Fundamental transformation of the human techno-psycho-social system has become a matter of survival, for us and for most of the species of life currently living on Earth. Most of us may not be active exploiters but we support or passively accept the system that does the exploiting for us. So what on Earth is going to bring about that transformation? What is going to stop us in our tracks? What can put a stick in the spokes of the industrial juggernaut? What reality can pierce the armor of our beliefs? What wolf will look us in the eye and tell us how very wrong we are, about everything? We must all be changed. But what can possibly bring about such a deep change? All of us are in the system. We are the system. It makes us what we are, and we in turn make it what it is, in an endless cycle. Like an addict who can’t face his addiction, or an abuser who cannot stop manipulating everything around him, we need an intervention. Something from outside of the system needs to interrupt the system, but who or what is going to intervene?
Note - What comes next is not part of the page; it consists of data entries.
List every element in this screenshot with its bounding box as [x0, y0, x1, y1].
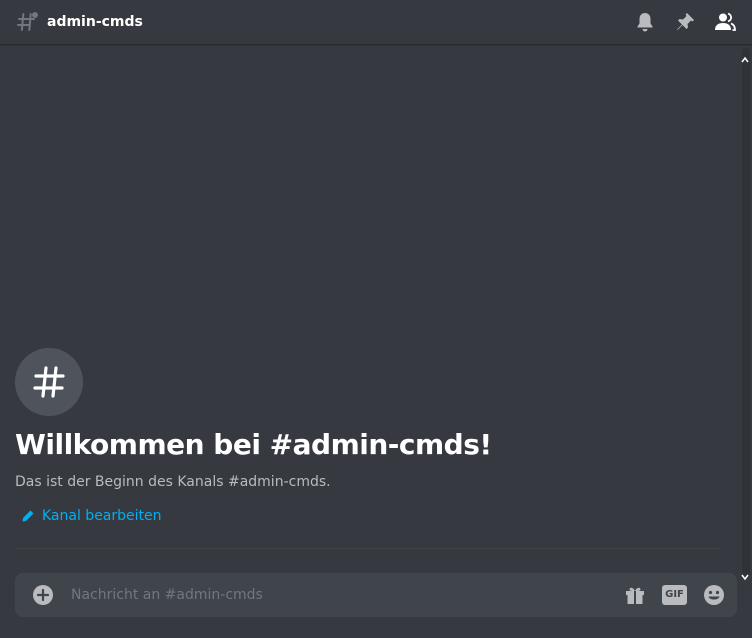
chat-window: admin-cmds Willkommen bei #admin-cmds! D…	[0, 0, 752, 638]
scrollbar-track[interactable]	[742, 48, 750, 576]
message-composer: GIF	[15, 573, 737, 617]
scroll-up-icon[interactable]	[741, 49, 749, 63]
edit-channel-link[interactable]: Kanal bearbeiten	[21, 507, 162, 525]
emoji-icon[interactable]	[702, 583, 726, 607]
channel-title: admin-cmds	[47, 14, 143, 30]
plus-circle-icon[interactable]	[32, 584, 54, 606]
bell-icon[interactable]	[633, 10, 657, 34]
hashtag-threads-icon	[16, 10, 40, 34]
channel-hash-avatar	[15, 348, 83, 416]
message-input[interactable]	[71, 584, 591, 606]
welcome-description: Das ist der Beginn des Kanals #admin-cmd…	[15, 474, 331, 490]
welcome-heading: Willkommen bei #admin-cmds!	[15, 428, 492, 461]
channel-header: admin-cmds	[0, 0, 752, 44]
pencil-icon	[22, 510, 34, 522]
scroll-down-icon[interactable]	[741, 566, 749, 581]
gift-icon[interactable]	[623, 583, 647, 607]
members-icon[interactable]	[713, 10, 737, 34]
hashtag-icon	[33, 366, 65, 398]
gif-icon[interactable]: GIF	[662, 585, 687, 605]
edit-channel-label[interactable]: Kanal bearbeiten	[42, 507, 162, 525]
divider	[15, 548, 720, 549]
pin-icon[interactable]	[673, 10, 697, 34]
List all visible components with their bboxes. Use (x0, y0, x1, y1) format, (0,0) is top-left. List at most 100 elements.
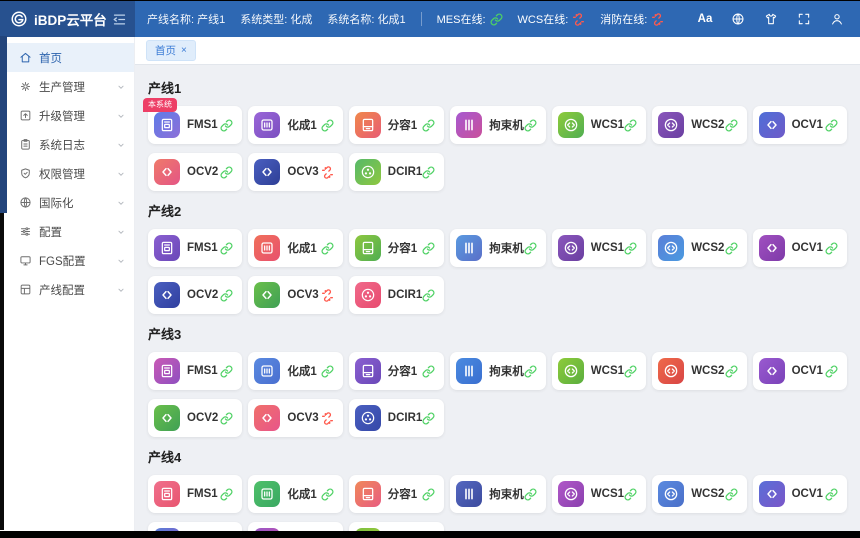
system-card-DCIR1[interactable]: DCIR1 (349, 153, 445, 191)
furnace-icon (254, 358, 280, 384)
sidebar-item-产线配置[interactable]: 产线配置 (0, 275, 134, 304)
system-card-化成1[interactable]: 化成1 (248, 475, 342, 513)
fullscreen-icon[interactable] (796, 11, 812, 27)
production-icon (19, 80, 32, 93)
link-icon (321, 119, 334, 132)
link-icon (220, 488, 233, 501)
machine-icon (154, 112, 180, 138)
system-card-WCS2[interactable]: WCS2 (652, 106, 746, 144)
system-card-FMS1[interactable]: FMS1 (148, 229, 242, 267)
link-icon (624, 488, 637, 501)
user-icon[interactable] (829, 11, 845, 27)
code-icon (558, 358, 584, 384)
status-indicator: WCS在线: (518, 11, 586, 27)
link-icon (321, 242, 334, 255)
language-globe-icon[interactable] (730, 11, 746, 27)
system-card-WCS1[interactable]: WCS1 (552, 229, 646, 267)
log-icon (19, 138, 32, 151)
system-card-WCS2[interactable]: WCS2 (652, 475, 746, 513)
cluster-icon (355, 405, 381, 431)
system-card-WCS1[interactable]: WCS1 (552, 475, 646, 513)
section-title: 产线2 (148, 201, 847, 220)
system-card-分容1[interactable]: 分容1 (349, 106, 445, 144)
link-icon (825, 365, 838, 378)
sidebar-item-国际化[interactable]: 国际化 (0, 188, 134, 217)
furnace-icon (254, 112, 280, 138)
sidebar-item-首页[interactable]: 首页 (0, 43, 134, 72)
font-size-icon[interactable]: Aa (697, 11, 713, 27)
link-icon (825, 119, 838, 132)
machine-icon (154, 235, 180, 261)
swoosh-icon (759, 358, 785, 384)
system-card-拘束机[interactable]: 拘束机 (450, 229, 546, 267)
system-card-化成1[interactable]: 化成1 (248, 229, 342, 267)
system-card-DCIR1[interactable]: DCIR1 (349, 522, 445, 531)
bars-icon (456, 481, 482, 507)
section-title: 产线3 (148, 324, 847, 343)
link-icon (524, 488, 537, 501)
system-card-DCIR1[interactable]: DCIR1 (349, 276, 445, 314)
system-card-DCIR1[interactable]: DCIR1 (349, 399, 445, 437)
system-card-OCV3[interactable]: OCV3 (248, 399, 342, 437)
system-card-OCV2[interactable]: OCV2 (148, 399, 242, 437)
system-card-FMS1[interactable]: FMS1 本系统 (148, 106, 242, 144)
system-card-分容1[interactable]: 分容1 (349, 475, 445, 513)
system-card-化成1[interactable]: 化成1 (248, 352, 342, 390)
app-window: iBDP云平台 产线名称: 产线1 系统类型: 化成 系统名称: 化成1 MES… (0, 1, 860, 531)
system-card-OCV1[interactable]: OCV1 (753, 352, 847, 390)
sidebar-item-权限管理[interactable]: 权限管理 (0, 159, 134, 188)
system-card-分容1[interactable]: 分容1 (349, 352, 445, 390)
system-card-FMS1[interactable]: FMS1 (148, 475, 242, 513)
app-logo-icon (10, 10, 28, 28)
header-info-item: 产线名称: 产线1 (147, 11, 225, 27)
system-card-拘束机[interactable]: 拘束机 (450, 352, 546, 390)
bars-icon (456, 235, 482, 261)
home-icon (19, 51, 32, 64)
production-line-section: 产线2 FMS1 化成1 分容1 拘束机 WCS1 WCS2 OCV1 OCV2… (148, 201, 847, 314)
system-card-拘束机[interactable]: 拘束机 (450, 475, 546, 513)
link-icon (422, 119, 435, 132)
tab-bar: 首页 × (135, 37, 860, 65)
link-icon (524, 119, 537, 132)
system-card-OCV3[interactable]: OCV3 (248, 522, 342, 531)
sidebar-item-FGS配置[interactable]: FGS配置 (0, 246, 134, 275)
system-card-分容1[interactable]: 分容1 (349, 229, 445, 267)
chevron-down-icon (116, 285, 126, 295)
system-card-化成1[interactable]: 化成1 (248, 106, 342, 144)
link-icon (422, 488, 435, 501)
system-card-OCV3[interactable]: OCV3 (248, 153, 342, 191)
theme-icon[interactable] (763, 11, 779, 27)
tab-close-icon[interactable]: × (181, 46, 187, 56)
tab-home[interactable]: 首页 × (146, 40, 196, 61)
swoosh-icon (759, 481, 785, 507)
cabinet-icon (355, 358, 381, 384)
system-card-OCV1[interactable]: OCV1 (753, 475, 847, 513)
system-card-拘束机[interactable]: 拘束机 (450, 106, 546, 144)
system-card-OCV2[interactable]: OCV2 (148, 276, 242, 314)
sidebar-item-系统日志[interactable]: 系统日志 (0, 130, 134, 159)
system-card-WCS2[interactable]: WCS2 (652, 352, 746, 390)
chevron-down-icon (116, 111, 126, 121)
system-card-WCS1[interactable]: WCS1 (552, 352, 646, 390)
system-card-WCS1[interactable]: WCS1 (552, 106, 646, 144)
chevron-down-icon (116, 227, 126, 237)
swoosh-icon (254, 405, 280, 431)
system-card-OCV2[interactable]: OCV2 (148, 522, 242, 531)
system-card-OCV2[interactable]: OCV2 (148, 153, 242, 191)
link-icon (422, 289, 435, 302)
header-info-item: 系统类型: 化成 (240, 11, 312, 27)
system-card-FMS1[interactable]: FMS1 (148, 352, 242, 390)
sidebar-collapse-icon[interactable] (112, 12, 127, 27)
machine-icon (154, 481, 180, 507)
chevron-down-icon (116, 82, 126, 92)
system-card-WCS2[interactable]: WCS2 (652, 229, 746, 267)
system-card-OCV1[interactable]: OCV1 (753, 106, 847, 144)
code-icon (558, 481, 584, 507)
tab-home-label: 首页 (155, 43, 176, 58)
sidebar-item-升级管理[interactable]: 升级管理 (0, 101, 134, 130)
system-card-OCV1[interactable]: OCV1 (753, 229, 847, 267)
link-icon (220, 166, 233, 179)
sidebar-item-生产管理[interactable]: 生产管理 (0, 72, 134, 101)
system-card-OCV3[interactable]: OCV3 (248, 276, 342, 314)
sidebar-item-配置[interactable]: 配置 (0, 217, 134, 246)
With wild nature rapidly disappearing, we are left with one other thing that can stop us in our tracks: silence; emptiness. We fear it. We avoid it. We are unlikely to embrace it and be embraced by it, because silence is also wild. We can’t control it. We can’t understand it. We can’t even identify with it. It eludes capture completely. Yet it is with us all the time. We only have to notice it, and allow it to be a presence in our lives. Silence, emptiness, undoes everything we have tried to do. It ruins all of our plans and hopes and schemes. It is everywhere, yet when it reveals itself, it comes like a thief saying, “Nothing is permanent. Nothing you believe is real. Nothing belongs to you, not even your self.” And civilization crumbles, founded as it is on the belief that treasures can be stored up and kept safe, for me, for the immortal “I.” Silence is a direct and immediate affront to the feeling that “I” exist. And so we push it away like we push away our mortality. We fill every second with noise and activity. Even meditation has become an app, to be dispensed with quickly, its aim to make us more efficient workers, better able to manage our busyness, better slaves.

Silence could save us, and wildness could save us, but that is like saying that saving us could save us. This is the conundrum. Salvation is right at hand. It is as close as breathing. And we run from it with all our strength. To stop the onslaught of destruction, we only have to stop running. Just stop. Only our fear of stopping and the emptiness that awaits prevents us from stopping. But that is enough to keep the machine going perpetually despite the fact that we are driving over the cliff. We are driving over the cliff and we are afraid to stop. And all we have to do to stop, is stop.

In emptiness is our salvation. The thing we search and long for. The ultimate sense of belonging. We belong to everything. Separation is not possible. The whole cosmic order is right at hand. But we can’t really know that unless we come to a full stop. So the thing we fear is the thing we most desire and need. By fearing emptiness, we fear life. And the consequence of that is the violence and destruction that perpetuates itself down through the ages.

More wind farms will not save us. More solar panels will not save us. More nuke plants and oil wells will not save us. More rules and laws will not save us. More studies and research will not save us. We don’t need to figure anything out. We don’t need anything, except the abundance of life and the mystery of silence. To find them, we need only stop and discover what we already have and what we already are: emptiness and everything; silence and the whole movement of life.